While exploring the various presentations of sexuality in literature Epstein ponders the question, “How are LGBT people depicted in various types of media? What does that tell us about society? What messages does that send to readers/viewers? What can we do about it?”
MBE Awarded to Jean ‘Binta’ – Jamaica’s First Female Dub Poet
Speaking for the ‘oppressed and the dispossessed’, Jean’s distinctly Caribbean voice filled theatres in the 1980’s and brought a fresh flavour to the UK poetry scene. Despite receiving criticism from some of her political friends ‘Binta’ says she is “delighted” to receive the award “despite the history of empire.” Her poetry on the page reads beautifully, however it is as a spoken word poet that she is admired most, the subtle touch of fire to her voice:
She rocked the rhythms in her chair,
brushed a hand across her hair,
miles of travel in her stare.
“De simple tings of life.”
LGBT Inclusive Jewish Superhero — “The Purim Superhero”
The refreshing new children’s book, written by Elisabeth Kushner, provides the children of same-sex couples with something relatable and encouraging. Nate, the book’s protagonist, his sister and two fathers portray the many American Jewish families who, for so long, had not been validated in the books their children read in Hebrew school or brought home from Jewish libraries.
The author calls on her own experiences as a gay parent but does not suffocate the book with LGBT issues. Rather, she applies the parentage as a side-factor, something to be noticed but not something problematic or detrimental. She tells The Times of Israel:
“We also didn’t want a didactic book about gay issues, about gay bullying and the like,” said Catherine Bell, Keshet’s director of education and training. “We asked people to share stories that would be interesting to all Jewish families, where the main character just happens to have gay relatives.”
A Spotlight For 5 Queer Authors in Black History Month
Race, sexuality and gender are all factors that contribute to the neglect of talented artists and authors. As part of GLAAD’s month-long celebration of LGBT and ally African Americans, Daniel Villarreal takes a moment to nod to those authors who’s work has challenged a world of white, heteronormative, male privilege and radicalised the publishing industry that we know today. Audre Lorde, Jewelle Gomez, Pauli Murray, Samuel R. Delaney and Angela Davis are five picked from a colossal list of writers who are less acknowledged and less appreciated for their contributions. Collectively, the work of these authors, and their activism outside of the writing world, has begun to liberate the written word from its whitewashed conditioning and paved the way for writers to continue that work today. In his guest post at SDGLN Villarreal writes:
Throughout her life, [Audre] actively fought for the civil rights, antiwar, and feminist movements even while openly criticizing them for ethnocentrically focusing on the needs of middle-class Caucasians while ignoring the many socio-cultural subdivisions within their own ranks.
Daniel Radcliffe Acknowledges His Position as a Straight Actor Playing a Gay Poet
Free from the safety net of his 10-year-long experience as Harry Potter, Daniel Radcliffe can now take as many risks as he wants as an actor. Radcliffe has often spoken out in booming support of the LGBTQ community, but his newest role in Kill Your Darlings as world renowned poet Allen Ginsberg is setting some on edge:
I can see why people are skeptical about me playing Allen Ginsberg – I don’t look like him, and I’m English and middle-class and not from New Jersey. But that’s what I think is so exciting about it, because people have no idea.

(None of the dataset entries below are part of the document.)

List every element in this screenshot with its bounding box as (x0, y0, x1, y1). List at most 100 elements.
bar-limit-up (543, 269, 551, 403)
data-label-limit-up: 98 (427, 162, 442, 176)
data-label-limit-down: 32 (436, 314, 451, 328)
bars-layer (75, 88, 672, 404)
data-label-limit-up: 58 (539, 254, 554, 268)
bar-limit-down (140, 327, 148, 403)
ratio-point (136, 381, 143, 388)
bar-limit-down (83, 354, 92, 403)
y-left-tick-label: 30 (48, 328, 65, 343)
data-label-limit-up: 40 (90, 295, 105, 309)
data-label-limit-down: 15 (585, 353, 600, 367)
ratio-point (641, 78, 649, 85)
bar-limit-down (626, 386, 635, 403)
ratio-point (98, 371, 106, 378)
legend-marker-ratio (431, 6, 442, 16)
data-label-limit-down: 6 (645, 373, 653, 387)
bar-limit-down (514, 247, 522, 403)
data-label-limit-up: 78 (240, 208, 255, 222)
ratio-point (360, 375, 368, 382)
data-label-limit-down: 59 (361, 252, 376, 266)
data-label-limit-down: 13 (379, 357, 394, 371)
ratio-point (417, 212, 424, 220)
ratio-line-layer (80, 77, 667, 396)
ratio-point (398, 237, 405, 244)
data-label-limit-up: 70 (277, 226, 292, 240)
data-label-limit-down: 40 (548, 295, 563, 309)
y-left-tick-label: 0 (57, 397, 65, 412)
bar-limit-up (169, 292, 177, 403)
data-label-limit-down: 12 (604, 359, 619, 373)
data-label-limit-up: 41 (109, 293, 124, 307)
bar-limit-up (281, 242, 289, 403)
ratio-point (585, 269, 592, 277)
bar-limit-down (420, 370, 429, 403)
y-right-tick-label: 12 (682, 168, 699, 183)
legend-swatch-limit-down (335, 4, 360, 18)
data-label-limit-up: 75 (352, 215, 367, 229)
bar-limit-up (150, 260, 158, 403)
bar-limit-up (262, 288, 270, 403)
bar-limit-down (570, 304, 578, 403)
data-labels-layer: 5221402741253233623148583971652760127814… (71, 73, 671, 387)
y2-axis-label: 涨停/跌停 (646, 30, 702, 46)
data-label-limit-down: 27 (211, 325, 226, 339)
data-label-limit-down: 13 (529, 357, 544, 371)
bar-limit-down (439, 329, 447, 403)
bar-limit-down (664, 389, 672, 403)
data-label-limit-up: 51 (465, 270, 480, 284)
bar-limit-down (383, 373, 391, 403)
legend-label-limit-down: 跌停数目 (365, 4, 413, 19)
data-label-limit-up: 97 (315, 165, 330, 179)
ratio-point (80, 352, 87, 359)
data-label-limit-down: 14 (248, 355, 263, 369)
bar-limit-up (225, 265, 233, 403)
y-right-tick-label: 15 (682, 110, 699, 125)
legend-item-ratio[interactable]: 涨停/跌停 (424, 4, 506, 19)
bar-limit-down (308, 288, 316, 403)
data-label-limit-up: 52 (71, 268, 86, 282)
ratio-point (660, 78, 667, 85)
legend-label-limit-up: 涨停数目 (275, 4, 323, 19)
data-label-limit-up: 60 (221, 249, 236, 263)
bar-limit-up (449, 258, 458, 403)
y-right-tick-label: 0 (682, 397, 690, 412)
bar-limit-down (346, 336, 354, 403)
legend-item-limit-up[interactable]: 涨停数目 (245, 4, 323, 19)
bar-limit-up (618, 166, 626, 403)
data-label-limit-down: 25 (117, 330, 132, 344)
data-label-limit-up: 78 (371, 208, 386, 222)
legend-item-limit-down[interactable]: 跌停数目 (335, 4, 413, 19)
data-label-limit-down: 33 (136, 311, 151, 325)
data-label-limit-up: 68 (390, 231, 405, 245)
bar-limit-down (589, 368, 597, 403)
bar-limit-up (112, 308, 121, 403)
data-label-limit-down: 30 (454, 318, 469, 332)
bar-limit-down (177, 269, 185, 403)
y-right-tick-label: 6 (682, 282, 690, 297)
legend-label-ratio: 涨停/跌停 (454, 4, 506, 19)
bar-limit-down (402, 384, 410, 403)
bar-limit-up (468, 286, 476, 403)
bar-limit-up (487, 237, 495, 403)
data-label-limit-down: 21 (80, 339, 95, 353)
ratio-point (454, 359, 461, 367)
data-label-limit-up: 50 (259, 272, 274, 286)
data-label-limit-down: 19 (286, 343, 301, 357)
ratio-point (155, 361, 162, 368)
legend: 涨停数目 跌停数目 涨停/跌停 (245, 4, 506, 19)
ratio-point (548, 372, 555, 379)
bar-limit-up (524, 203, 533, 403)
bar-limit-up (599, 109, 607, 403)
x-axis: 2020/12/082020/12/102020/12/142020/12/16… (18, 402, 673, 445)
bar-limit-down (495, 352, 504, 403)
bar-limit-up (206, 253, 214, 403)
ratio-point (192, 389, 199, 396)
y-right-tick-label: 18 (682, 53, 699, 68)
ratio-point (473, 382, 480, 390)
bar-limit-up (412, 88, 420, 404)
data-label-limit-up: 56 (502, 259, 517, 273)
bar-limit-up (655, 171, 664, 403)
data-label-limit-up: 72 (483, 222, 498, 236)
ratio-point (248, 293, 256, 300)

In a new interview with Out Magazine Daniel provides his commentary on the criticism that has arisen as a result of his new role and attends to the issues of being a straight man taking part in explicit, gay love scenes.
You never see a gay actor getting asked what it’s like to play straight — to my knowledge, at least, there is no difference in how heterosexual and homosexual people fall in love.